- Also known as: Cheyenne Cinnamon
- Genre: Animated Musical comedy Surreal humor Satire
- Created by: Dave Willis Matt Harrigan
- Written by: Dave Willis Matt Harrigan
- Voices of: Neko Case; Doom; Rachel Dratch; Kristen Schaal; MC Chris; Dana Snyder; T-Pain;
- Theme music composer: Butch Walker
- Opening theme: "Sugar Town Candy Fudge", performed by Sofia Toufa
- Composer: Butch Walker
- Country of origin: United States
- Original language: English

Production
- Executive producers: Keith Crofford Mike Lazzo
- Producers: Dave Hughes; Matt Harrigan; Dave Willis;
- Editor: Dave Hughes
- Running time: 11 minutes
- Production company: Williams Street

Original release
- Network: Adult Swim
- Release: March 29, 2010

= Cheyenne Cinnamon and the Fantabulous Unicorn of Sugar Town Candy Fudge =

2010 American TV series pilot

Cheyenne Cinnamon and the Fantabulous Unicorn of Sugar Town Candy Fudge (often shortened to Cheyenne Cinnamon) is an American adult animated television series pilot created by Dave Willis and Matt Harrigan for Cartoon Network's late night programming block Adult Swim. It originally aired on March 29, 2010 but was not picked up for a full series.

==Premise==
A pregnant young girl named Emily, who is in love with her softball coach, runs away from home but is taken in to be "saved" by Cheyenne.

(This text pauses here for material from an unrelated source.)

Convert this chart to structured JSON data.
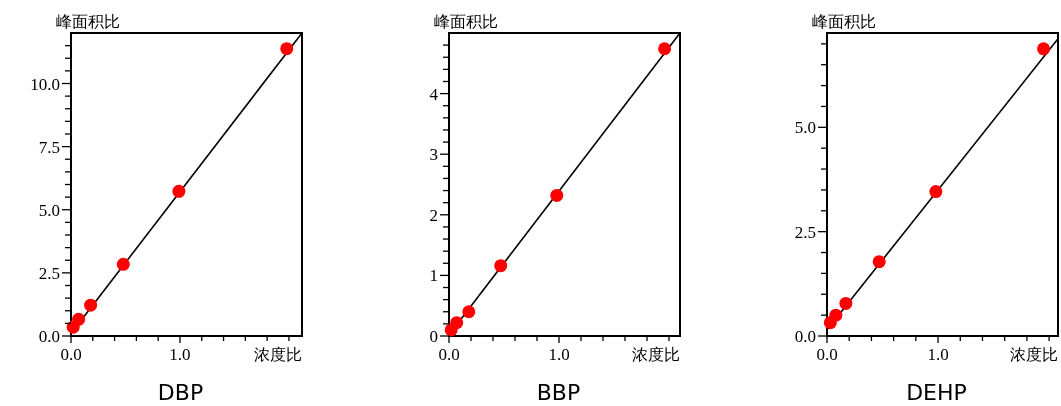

After a tour of Sugar Town Candy Fudge and "Cocaine-o", the cocaine-spewing volcano, a brief time skip occurs and the young girl, now a teen mother trying to take care of her child, is dragged away from home by Cheyenne for a party. Cheyenne crashes her unicorn after blinding it with a cigarette, leaving the teen mother unconscious.

A frantic Gummi runs to Cheyenne's rescue, demanding to know how much she had to drink and calling the police to report the unicorn as stolen.

==History and production==
Willis explained the plot as "a Strawberry Shortcake pop princess that lives in a candy wonderland just outside Detroit". She comes into Detroit and helps solve problems of racism and teen pregnancy "with the power of love and teen pop songs". The pilot episode was first released in the United States, as part of the Adult Swim in a Box DVD box set on October 27, 2009. The pilot was later posted on Adultswim.com as part of an online poll entitled "Big, Uber Network Sampling" in early 2010. The pilot episode eventually aired on television in the United States on Adult Swim on March 29, 2010, and had 744,000 viewers.

The central joke of the series is a parody of how pop music sensations are often nothing like their public image: while Cheyenne outwardly projects the image of being a clean and wholesome role model, she is in fact a heavy abuser of drugs and is very promiscuous. For example, Cheyenne can magically transport people to her base of operations in a Candyland-like environment, but it turns out that the volcano that at first appears to be spewing sugar is in fact spewing cocaine, which Cheyenne snorts off-camera.

Alternative country singer Neko Case stars as Cheyenne Cinnamon but does not provide singing vocals. Instead, "her character will lip-synch, and then a decidedly different-sounding voice sings all the songs", according to Dave Willis. Rappers MF Doom, MC Chris and T-Pain provide additional voices. Radical Axis provided animation services. References to the show, including brief clips from the pilot, have been featured in various episodes of Squidbillies, another Adult Swim program which Willis co-created.

Willis mentioned on Twitter that the pilot was not picked up for a full series.

==Characters==
- Cheyenne Cinnamon (Neko Case) – A pop singer.
- Emily (Kristen Schaal) – A pregnant teenager.
- Gummi (MC Chris) – A talking gummi bear, who is associated with Cheyenne.
- Big Chocolate Bunny (MF Doom) – A big chocolate bunny.
- Gingerbread Bouncer (T-Pain) – A club bouncer.

==Home media==
On October 27, 2009, Adult Swim, and distributor Warner Home Video, released "Adult Swim in a Box", a seven-disc DVD box set of a variety of different Adult Swim shows. Cheyenne Cinnamon and the Fantabulous Unicorn of Sugar Town Candy Fudge is featured in this set on a bonus DVD along with Korgoth of Barbaria, the pilot episode of Perfect Hair Forever, Totally for Teens, and Welcome to Eltingville; in June 2010, the bonus DVD, from "Adult Swim in a Box", was made available for separate purchase on Adultswimshop.com.